The operating system was due on September 12

Sep 18, 2016 21:20 GMT  ·  By

FreeBSD's Glen Barber announced the other day that the third, and hopefully the last, Released Candidate (RC) build of the upcoming FreeBSD 11.0 operating system is now available for public testing.

On September 12, 2016, we were expecting to see the announcement for the final release of FreeBSD 11.0, but it didn't happen. Why? Most probably because of some last minute issues that proved to be a show stopper for the end user. Therefore, we're now getting yet another Release Candidate development milestone to test and report bugs.

"The third RC build of the 11.0-RELEASE release cycle is now available. If you notice problems you can report them through the Bugzilla PR system or on the -stable mailing list," says Glen Barber in the release announcement. "If you would like to use SVN to do a source based update of an existing system, use the 'releng/11.0' branch."

As for the changes included in FreeBSD 11.0 RC3, we can mention fixes for boot issues that affect PowerPC (PPC) systems, as well as booting from large disk drivers, a recent update to the libarchive library, along with the latest version of the cron utility. Moreover, there's a fix for an issue with ipfw's "set enable/disable" command.

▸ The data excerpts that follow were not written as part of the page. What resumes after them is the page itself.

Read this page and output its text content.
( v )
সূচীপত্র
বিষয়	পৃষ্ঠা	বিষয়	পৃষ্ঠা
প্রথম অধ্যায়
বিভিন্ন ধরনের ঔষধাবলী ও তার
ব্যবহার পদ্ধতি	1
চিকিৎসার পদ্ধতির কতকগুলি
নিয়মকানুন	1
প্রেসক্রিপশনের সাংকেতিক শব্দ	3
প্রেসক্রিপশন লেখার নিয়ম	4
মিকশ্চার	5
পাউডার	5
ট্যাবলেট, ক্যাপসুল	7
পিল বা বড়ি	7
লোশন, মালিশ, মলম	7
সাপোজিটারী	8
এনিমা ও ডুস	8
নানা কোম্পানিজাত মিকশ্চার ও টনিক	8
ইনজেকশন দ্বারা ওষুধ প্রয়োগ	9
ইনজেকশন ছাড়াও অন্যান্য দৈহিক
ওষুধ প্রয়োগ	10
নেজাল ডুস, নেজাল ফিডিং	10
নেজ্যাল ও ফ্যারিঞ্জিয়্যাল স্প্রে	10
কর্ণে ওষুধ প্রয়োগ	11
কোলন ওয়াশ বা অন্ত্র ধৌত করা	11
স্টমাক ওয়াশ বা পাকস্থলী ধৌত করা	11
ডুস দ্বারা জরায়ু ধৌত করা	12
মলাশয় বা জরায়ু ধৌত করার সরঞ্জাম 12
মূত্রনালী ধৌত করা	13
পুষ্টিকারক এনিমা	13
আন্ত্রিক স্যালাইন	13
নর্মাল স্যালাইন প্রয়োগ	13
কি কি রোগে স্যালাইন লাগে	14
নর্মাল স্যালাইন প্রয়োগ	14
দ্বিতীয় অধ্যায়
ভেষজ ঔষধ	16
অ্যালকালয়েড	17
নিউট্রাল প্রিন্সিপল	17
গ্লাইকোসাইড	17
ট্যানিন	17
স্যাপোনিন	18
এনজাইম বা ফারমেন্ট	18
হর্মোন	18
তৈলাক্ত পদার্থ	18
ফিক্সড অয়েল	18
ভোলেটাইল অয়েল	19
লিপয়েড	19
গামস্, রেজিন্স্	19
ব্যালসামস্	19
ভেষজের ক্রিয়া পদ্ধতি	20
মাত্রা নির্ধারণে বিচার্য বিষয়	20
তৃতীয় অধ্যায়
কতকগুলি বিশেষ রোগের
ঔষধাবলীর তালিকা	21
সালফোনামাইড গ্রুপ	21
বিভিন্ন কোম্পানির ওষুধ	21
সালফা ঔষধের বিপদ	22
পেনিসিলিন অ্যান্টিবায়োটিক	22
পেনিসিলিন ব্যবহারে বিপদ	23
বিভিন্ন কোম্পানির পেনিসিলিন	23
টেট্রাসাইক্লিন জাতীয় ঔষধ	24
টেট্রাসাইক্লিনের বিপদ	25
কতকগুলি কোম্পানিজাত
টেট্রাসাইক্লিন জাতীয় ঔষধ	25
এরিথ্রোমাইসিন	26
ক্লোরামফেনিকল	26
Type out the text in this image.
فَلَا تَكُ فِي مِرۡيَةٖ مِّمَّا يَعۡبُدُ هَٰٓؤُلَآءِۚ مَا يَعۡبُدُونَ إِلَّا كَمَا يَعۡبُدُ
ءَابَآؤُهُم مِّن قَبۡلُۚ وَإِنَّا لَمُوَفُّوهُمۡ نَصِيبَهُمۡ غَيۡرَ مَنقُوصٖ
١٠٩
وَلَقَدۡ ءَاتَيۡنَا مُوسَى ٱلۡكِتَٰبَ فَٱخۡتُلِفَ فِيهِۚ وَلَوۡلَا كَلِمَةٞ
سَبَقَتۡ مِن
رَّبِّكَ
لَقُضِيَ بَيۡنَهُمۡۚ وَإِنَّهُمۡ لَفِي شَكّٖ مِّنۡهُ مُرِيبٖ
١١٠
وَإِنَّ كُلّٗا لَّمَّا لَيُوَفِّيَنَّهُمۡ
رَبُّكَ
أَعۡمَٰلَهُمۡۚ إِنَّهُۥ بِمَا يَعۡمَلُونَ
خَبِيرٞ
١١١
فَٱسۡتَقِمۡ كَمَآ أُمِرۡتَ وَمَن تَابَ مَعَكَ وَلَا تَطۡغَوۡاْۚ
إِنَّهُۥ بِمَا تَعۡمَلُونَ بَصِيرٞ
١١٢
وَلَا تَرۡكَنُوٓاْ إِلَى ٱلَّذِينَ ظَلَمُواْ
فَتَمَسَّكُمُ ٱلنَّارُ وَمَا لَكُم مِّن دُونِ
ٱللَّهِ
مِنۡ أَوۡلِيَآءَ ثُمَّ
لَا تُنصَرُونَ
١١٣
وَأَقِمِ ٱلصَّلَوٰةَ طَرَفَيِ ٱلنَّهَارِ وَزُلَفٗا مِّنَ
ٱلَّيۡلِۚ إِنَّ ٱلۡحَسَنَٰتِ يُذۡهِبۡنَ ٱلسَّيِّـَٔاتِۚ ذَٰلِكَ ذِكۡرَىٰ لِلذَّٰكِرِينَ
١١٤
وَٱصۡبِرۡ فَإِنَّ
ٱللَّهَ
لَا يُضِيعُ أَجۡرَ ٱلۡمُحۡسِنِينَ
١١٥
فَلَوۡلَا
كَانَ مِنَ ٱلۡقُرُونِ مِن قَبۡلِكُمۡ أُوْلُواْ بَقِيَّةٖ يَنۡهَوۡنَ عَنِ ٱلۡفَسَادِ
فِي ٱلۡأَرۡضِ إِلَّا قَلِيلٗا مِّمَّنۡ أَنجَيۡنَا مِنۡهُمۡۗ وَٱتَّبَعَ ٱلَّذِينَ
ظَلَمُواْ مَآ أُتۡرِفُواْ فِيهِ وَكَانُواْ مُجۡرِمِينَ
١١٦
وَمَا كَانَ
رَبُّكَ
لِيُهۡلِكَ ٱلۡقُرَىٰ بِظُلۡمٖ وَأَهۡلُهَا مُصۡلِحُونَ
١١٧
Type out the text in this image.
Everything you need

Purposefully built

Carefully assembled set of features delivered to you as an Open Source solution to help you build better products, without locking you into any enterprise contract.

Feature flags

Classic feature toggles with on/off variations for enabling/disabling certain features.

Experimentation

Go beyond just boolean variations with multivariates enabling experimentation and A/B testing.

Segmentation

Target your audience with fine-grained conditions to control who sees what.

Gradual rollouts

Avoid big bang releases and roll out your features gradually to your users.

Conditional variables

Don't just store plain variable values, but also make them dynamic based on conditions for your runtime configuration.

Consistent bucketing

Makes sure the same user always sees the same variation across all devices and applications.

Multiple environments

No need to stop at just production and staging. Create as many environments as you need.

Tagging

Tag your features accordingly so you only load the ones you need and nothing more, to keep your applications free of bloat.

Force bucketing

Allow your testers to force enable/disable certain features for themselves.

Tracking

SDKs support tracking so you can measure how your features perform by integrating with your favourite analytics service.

Last but not least, FreeBSD 11.0 RC3 comes with the debugging options disabled by default for the AArch64 (ARM 64-bit) hardware architecture, which received a new kernel image to allow printing of warning messages whenever you're running the OS on pass 1.1 hardware. Enough chit-chat, go ahead and download FreeBSD 11.0 RC3 right now via our website and report any issues you might discover.